In your organization, use BDD as the center of your data lab, as a
unified environment for navigating and exploring all of your data sources in
Hadoop, and to create projects and BDD applications.
Use BDD in the data lab
The data lab is a complete set of analytics solutions. It lets analysts
collaborate and have access to many data sets. It serves as a sandbox for data
experiments and supports many data projects. It is often integrated with the
production environment, so that it can integrate feedback, reiterate and
produce new solutions that can be taken into production.
When used in the data lab, Big Data Discovery lets you:
- Define projects in BDD and
share them with others in your research data lab.

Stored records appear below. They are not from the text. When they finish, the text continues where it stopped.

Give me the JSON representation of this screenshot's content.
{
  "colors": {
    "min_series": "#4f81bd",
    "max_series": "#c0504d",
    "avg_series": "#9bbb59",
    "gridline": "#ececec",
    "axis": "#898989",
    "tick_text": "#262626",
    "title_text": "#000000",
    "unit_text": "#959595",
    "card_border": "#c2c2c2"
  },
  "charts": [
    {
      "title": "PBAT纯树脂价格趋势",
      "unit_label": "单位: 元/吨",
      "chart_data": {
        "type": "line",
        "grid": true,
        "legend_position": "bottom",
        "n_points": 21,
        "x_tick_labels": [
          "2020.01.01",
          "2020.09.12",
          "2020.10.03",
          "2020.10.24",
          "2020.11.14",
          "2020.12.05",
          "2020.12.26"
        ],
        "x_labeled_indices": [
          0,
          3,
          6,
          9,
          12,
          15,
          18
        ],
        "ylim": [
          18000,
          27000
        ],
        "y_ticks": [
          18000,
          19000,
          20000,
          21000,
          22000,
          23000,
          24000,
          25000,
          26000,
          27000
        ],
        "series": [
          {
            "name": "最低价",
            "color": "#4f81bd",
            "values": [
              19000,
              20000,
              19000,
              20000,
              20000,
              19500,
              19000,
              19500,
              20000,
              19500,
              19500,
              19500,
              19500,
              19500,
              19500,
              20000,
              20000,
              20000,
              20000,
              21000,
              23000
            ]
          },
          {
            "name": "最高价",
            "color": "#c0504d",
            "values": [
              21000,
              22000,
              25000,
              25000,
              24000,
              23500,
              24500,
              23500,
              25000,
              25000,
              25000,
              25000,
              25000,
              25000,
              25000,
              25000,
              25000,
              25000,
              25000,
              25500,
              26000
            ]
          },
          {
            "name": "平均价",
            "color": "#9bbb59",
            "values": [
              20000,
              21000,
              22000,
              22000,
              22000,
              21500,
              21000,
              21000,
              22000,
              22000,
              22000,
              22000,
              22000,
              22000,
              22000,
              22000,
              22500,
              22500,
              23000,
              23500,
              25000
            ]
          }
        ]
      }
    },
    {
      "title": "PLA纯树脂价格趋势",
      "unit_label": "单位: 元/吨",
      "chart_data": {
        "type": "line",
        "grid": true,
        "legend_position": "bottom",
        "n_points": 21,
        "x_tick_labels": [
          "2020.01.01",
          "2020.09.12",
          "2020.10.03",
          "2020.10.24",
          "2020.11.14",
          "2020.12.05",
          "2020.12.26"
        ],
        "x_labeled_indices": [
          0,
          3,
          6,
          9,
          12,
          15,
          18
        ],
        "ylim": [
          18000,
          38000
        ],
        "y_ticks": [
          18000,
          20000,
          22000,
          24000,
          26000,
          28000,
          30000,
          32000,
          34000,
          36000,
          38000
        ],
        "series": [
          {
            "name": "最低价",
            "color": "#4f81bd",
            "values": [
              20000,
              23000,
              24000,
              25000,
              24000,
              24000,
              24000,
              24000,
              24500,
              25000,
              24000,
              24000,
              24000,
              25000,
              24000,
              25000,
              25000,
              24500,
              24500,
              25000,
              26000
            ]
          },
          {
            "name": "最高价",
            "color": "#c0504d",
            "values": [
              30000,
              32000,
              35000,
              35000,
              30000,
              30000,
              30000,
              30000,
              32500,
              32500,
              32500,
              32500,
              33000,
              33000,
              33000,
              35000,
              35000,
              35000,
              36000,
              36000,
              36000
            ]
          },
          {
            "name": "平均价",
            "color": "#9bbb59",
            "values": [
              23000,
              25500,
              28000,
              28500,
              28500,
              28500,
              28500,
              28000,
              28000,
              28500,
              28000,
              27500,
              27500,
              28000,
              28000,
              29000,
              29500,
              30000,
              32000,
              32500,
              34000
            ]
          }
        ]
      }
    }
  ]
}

- Use BDD to develop ideas,
build prototypes and models, and invent ways of deriving value from data. For
example, you can try out new approaches, quickly discard the ones that are not
working, and move on to try new ways of working with your data.
- Shape data in your
projects in multiple ways, from making single-row changes, such as trimming,
editing, splitting, or null-filling, to advanced data shaping techniques, such
as aggregations, joins, and custom transformations.
- Let others in your
organization consume models created in the data lab, and publish insights to
decision-making groups inside your organization.
Navigate and explore data sets in Hadoop
When used as the navigator on top of your data
sources in Hadoop, BDD visually represents all data available to you in your
environment. You see all the data in Studio's Catalog and can find interesting
data sets quickly. You can filter, edit metadata on data sets, and create new
data sets for others in your team.
Create BDD applications
BDD lets you create
BDD applications for well-established and known problems,
to suit your business needs. For example, you can:
- Create BDD projects from
scratch, improve them, and share them with wider groups of users in the
organization.
- Serve as the author of all
discovery solution elements: data sets, information models, discovery
applications, and transformation scripts.
- Run discovery repeatedly
and transparently to others in your group, and on different large-scale data
sets arriving periodically from various sources.